ArchaeoRover: A Robotic System for Geophysical Survey of Archaeological Landscapes
Archaeological excavation is a time-consuming, labor-intensive, and fundamentally destructive process, and for these reasons, it is only capable of revealing a tiny fraction of the remains of past human activities that lie below the ground. Today many archaeologists instead rely on geophysical instruments such as ground penetrating radar (GPR) or magnetic gradiometry to discover, map, and interpret the archaeological record—ancient architecture, artifacts, and features such as roads or field systems—without ever digging. However, our ability to deploy these instruments over large areas, which could potentially offer an unparalleled perspective on the broader archaeological landscape, is limited primarily by the effort required to map in precise grids, pull ropes and tape measures along transects, and laboriously drag, push, or carry instruments in a lawnmower pattern. This project seeks to develop a new, more efficient approach to the collection of large-scale archaeological geophysics that brings together recent technological developments in robotics, autonomous vehicle navigation software, lightweight RTK GNSS systems, and geophysical instrumentation.

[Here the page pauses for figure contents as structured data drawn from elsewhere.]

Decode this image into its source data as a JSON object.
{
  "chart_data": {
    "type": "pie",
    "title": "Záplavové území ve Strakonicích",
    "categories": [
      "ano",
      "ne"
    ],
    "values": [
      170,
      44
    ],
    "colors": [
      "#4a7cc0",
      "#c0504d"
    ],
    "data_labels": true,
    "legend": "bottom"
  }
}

We plan to work with a small robotics firm to construct a customized, all-terrain, remote-controlled robotic vehicle, the ArchaeoRover, that is capable of carrying a GPR and magnetic gradiometer. Using open source navigation and mission planning software and hardware designed for autonomous drones, in combination with a new generation of low-cost RTK GNSS units, we will then develop a system that enables surveys to be precisely planned and executed autonomously by the robotic vehicle. Simultaneously collecting both GPR and magnetic data and moving at around 2-3 meters/second, we anticipate that we will be able to collect geophysical data at comparable resolution to conventional approaches, but over areas many times larger than is currently feasible. We will then deploy the ArchaeoRover system for testing at several archaeological sites including Etzanoa (Kansas), Midewin National Tallgrass Prairie (Illinois), and the Enfield Shaker Village (New Hampshire), with plans to publish both methodological papers on our approach as well as results of surveys at individual sites.